Resources Committee Chairman George Arthur, who was unaware of the vice president's trip or that it was being paid for out of the division's budget, said, “That's interesting, because I'm getting my education right here on Navajo with people that are party to some of these discussions and I don't have to travel very far to get good information on renewable energy like wind power and solar energy. It's just next door to us.


“As far as nuclear interest is concerned, I'm kind of puzzled that one particular leadership should be having to travel abroad to expand on the industry or to be educated in respect to nuclear development when that in itself has been very devastating to our own Navajo people. I, for one, took the initiative to put forth a legislation that I assume the Navajo Nation leadership upholds and will uphold in respect to the banning of nuclear development, either mining or processing activities.”


Budget and Finance Committee Chairman LoRenzo Bates also said that the Navajo Nation has spoken on the uranium issue “and before any possibility of that being considered, it most definitely has to be brought back to the Nation for consideration.

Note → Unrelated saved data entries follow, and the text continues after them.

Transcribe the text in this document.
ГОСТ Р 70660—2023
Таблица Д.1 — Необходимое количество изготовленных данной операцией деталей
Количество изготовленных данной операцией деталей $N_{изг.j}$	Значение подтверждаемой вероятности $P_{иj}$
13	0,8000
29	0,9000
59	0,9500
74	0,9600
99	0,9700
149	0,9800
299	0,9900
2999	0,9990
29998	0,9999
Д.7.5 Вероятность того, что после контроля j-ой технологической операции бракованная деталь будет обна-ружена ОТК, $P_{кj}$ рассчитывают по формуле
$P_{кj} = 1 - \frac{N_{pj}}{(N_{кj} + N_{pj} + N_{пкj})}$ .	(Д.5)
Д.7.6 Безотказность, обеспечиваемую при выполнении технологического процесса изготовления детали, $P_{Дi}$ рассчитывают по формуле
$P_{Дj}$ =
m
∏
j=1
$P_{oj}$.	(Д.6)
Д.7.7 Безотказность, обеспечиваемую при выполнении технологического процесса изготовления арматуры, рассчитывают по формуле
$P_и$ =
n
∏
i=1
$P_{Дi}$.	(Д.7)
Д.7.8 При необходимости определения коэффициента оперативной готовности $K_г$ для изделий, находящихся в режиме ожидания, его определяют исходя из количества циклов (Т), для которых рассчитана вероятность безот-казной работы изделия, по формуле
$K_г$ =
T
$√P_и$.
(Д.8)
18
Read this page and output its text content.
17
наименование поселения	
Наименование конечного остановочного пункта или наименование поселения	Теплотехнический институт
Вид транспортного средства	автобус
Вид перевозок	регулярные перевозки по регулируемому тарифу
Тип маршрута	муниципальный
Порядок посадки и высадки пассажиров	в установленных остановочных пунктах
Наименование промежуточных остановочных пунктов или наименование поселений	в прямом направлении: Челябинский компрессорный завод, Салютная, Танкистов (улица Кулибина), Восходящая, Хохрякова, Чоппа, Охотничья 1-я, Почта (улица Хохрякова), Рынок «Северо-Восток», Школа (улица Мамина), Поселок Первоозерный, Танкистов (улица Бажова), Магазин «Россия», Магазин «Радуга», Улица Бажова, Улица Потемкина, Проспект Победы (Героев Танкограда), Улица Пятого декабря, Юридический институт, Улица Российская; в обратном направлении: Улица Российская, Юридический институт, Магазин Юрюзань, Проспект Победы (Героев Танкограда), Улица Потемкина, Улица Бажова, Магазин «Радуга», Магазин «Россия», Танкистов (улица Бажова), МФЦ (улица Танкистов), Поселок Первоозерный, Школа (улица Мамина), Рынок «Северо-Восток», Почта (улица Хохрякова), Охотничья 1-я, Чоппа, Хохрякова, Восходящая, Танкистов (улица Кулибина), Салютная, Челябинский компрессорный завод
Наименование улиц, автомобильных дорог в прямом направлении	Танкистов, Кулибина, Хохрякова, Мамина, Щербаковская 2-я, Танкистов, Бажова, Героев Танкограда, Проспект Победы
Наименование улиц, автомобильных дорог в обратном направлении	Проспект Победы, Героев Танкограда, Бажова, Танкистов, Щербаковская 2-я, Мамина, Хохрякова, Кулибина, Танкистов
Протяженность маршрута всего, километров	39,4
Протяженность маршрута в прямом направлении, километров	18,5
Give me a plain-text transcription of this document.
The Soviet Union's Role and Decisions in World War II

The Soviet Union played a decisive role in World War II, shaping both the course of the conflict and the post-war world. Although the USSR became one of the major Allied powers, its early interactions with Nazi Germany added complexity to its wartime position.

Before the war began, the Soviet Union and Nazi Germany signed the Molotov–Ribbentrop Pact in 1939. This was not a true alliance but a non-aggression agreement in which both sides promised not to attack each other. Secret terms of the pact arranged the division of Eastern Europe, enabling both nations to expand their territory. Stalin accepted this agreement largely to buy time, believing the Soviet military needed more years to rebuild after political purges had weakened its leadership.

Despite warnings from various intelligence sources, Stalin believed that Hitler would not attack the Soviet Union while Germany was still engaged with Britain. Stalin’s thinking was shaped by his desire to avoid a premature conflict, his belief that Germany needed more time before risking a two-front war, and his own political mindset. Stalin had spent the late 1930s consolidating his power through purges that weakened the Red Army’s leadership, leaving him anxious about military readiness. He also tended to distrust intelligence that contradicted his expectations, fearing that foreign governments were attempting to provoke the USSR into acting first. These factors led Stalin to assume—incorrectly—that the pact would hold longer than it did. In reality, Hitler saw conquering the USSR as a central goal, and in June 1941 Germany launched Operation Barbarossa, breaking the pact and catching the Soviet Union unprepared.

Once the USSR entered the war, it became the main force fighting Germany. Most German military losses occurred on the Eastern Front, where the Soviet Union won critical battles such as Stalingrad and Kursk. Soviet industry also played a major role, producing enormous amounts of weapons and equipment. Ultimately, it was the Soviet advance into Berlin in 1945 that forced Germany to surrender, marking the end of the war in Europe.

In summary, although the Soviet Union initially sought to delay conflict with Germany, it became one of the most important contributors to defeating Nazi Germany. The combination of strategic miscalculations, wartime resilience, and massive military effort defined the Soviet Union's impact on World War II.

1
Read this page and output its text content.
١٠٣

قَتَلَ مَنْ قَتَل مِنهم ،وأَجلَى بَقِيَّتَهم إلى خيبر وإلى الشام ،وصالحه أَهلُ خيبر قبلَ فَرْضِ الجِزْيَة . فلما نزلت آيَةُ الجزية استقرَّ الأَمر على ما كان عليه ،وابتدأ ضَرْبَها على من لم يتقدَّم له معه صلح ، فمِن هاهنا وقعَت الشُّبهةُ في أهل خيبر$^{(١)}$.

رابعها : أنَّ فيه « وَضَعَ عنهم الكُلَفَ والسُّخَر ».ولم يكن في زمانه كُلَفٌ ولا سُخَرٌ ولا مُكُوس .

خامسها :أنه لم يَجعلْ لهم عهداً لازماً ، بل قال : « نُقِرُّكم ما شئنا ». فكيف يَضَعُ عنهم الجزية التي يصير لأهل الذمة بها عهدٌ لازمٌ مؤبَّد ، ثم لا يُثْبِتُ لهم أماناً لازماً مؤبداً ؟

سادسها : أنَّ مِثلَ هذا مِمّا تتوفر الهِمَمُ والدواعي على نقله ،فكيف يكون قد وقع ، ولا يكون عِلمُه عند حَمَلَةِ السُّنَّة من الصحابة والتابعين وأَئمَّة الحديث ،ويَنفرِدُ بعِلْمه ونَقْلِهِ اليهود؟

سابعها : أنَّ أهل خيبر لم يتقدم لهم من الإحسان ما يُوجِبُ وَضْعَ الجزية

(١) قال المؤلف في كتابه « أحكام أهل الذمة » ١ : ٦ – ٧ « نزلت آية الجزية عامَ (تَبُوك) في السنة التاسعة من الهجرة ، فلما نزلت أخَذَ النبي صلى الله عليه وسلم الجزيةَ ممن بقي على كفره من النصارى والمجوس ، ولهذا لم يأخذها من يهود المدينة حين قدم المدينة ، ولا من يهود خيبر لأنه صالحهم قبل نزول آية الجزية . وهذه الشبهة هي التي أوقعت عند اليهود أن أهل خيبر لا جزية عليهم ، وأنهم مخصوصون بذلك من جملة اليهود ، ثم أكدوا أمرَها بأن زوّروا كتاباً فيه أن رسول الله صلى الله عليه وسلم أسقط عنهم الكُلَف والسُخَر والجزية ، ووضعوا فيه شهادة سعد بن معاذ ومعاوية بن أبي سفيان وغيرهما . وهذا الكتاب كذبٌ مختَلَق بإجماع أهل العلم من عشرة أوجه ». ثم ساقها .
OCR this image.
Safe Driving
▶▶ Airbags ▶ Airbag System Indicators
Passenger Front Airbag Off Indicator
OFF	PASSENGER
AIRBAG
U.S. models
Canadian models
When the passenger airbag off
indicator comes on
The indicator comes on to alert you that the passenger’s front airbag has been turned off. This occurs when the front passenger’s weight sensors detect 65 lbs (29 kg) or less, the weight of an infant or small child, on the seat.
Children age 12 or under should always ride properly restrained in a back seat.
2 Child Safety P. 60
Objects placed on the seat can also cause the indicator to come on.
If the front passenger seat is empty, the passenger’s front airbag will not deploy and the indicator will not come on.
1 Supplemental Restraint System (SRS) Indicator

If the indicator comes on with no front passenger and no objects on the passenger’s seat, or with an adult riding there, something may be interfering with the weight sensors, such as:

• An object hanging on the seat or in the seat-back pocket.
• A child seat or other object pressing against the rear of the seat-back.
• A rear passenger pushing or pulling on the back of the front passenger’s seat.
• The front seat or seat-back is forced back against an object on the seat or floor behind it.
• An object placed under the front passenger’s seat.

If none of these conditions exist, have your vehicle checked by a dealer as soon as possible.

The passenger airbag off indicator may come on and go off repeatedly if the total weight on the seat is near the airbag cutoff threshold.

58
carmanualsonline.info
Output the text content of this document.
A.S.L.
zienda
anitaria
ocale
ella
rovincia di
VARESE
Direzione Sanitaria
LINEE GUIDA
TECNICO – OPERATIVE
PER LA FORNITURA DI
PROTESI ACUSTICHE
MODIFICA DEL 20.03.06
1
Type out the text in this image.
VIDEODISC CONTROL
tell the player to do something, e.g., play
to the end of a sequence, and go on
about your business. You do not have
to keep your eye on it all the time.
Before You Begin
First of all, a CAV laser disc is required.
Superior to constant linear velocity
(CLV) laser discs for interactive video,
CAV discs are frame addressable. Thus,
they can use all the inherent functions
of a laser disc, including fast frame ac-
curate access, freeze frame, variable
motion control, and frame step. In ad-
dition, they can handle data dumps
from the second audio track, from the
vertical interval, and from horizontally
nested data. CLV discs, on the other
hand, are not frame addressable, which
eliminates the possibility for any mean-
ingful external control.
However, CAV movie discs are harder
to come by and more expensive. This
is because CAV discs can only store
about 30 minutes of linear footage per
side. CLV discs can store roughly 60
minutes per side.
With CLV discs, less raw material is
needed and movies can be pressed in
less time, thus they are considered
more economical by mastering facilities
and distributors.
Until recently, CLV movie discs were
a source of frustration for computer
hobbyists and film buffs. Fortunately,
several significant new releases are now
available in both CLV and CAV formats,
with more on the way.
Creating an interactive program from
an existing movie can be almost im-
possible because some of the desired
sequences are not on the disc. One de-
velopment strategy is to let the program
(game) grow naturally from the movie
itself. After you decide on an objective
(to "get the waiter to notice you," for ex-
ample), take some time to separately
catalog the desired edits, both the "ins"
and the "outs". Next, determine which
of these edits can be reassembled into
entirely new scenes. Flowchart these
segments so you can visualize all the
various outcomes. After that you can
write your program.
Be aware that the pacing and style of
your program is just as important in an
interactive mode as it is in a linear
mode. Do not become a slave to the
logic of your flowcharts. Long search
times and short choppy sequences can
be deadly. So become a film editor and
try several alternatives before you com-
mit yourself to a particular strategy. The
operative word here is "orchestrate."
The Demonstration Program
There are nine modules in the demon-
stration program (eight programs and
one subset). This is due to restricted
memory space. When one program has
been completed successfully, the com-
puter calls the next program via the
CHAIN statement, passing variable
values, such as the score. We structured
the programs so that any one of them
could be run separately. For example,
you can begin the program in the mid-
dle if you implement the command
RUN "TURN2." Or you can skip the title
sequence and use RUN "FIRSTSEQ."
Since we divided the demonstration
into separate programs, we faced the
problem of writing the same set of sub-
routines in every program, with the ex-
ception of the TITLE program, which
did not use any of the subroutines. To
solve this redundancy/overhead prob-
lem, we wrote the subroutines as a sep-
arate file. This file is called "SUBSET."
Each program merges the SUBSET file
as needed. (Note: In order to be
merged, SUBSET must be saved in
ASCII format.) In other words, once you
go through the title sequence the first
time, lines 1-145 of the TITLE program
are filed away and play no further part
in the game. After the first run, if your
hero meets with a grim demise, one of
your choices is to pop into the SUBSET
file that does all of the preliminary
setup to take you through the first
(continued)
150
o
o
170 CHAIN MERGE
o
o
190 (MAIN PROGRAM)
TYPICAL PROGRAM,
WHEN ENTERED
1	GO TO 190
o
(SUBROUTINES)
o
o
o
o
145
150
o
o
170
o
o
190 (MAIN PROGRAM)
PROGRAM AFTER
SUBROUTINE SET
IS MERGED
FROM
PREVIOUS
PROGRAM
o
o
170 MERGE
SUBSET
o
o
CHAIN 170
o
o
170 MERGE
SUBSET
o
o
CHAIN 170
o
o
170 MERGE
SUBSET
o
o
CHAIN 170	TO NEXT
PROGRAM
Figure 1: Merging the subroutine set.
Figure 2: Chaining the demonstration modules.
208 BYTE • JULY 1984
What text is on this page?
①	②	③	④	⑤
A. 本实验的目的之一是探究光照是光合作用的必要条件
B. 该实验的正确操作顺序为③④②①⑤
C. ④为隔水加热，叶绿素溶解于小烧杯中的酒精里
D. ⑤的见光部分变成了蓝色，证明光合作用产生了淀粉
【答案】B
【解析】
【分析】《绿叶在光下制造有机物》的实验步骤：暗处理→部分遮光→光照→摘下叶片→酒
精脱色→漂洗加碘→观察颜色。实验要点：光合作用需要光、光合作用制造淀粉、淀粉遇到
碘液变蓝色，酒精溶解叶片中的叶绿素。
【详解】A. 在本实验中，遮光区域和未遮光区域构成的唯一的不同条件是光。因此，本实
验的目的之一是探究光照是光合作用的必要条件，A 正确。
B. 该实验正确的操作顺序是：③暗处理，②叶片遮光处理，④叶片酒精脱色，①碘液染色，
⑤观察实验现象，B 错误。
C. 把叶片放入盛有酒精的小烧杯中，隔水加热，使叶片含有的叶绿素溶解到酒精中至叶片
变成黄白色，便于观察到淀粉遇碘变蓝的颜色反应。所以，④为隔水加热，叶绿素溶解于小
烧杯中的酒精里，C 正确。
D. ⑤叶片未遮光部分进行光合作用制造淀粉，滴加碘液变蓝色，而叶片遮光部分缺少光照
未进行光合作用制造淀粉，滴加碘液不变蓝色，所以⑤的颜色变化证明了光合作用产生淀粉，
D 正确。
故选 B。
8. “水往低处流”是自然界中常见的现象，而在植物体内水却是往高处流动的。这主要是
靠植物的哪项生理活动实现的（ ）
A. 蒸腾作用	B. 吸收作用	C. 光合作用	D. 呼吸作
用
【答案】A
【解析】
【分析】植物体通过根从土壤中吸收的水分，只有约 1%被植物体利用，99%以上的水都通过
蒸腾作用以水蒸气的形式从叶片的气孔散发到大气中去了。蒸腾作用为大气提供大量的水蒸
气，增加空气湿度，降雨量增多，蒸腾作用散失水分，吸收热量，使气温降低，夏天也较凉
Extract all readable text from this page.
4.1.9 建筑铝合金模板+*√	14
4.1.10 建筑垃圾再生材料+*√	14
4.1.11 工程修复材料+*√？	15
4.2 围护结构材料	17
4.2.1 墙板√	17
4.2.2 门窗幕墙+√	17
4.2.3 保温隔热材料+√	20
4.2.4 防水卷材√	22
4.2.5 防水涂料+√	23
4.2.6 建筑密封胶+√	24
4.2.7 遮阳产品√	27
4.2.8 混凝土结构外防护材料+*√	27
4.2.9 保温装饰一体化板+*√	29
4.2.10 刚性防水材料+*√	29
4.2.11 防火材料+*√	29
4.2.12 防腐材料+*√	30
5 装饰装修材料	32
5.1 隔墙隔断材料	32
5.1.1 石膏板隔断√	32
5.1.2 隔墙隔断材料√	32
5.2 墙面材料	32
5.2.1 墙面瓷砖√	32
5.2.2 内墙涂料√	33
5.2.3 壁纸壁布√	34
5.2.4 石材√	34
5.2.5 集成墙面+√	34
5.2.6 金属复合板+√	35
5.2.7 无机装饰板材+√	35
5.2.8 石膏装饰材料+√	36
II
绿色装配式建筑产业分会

But given the lack of any further revenue outside of the casinos, outside of Desert Rock that has yet to become a reality, a president may end up looking at some sort of involvement with uranium.


“But up until then, that president cannot be beating around the bush. A president has to come out and let the people know that this is what's being considered. This back-room tactics doesn't cut it with the Navajo people. At some point there will be a president that's going to have to deal with the matter.”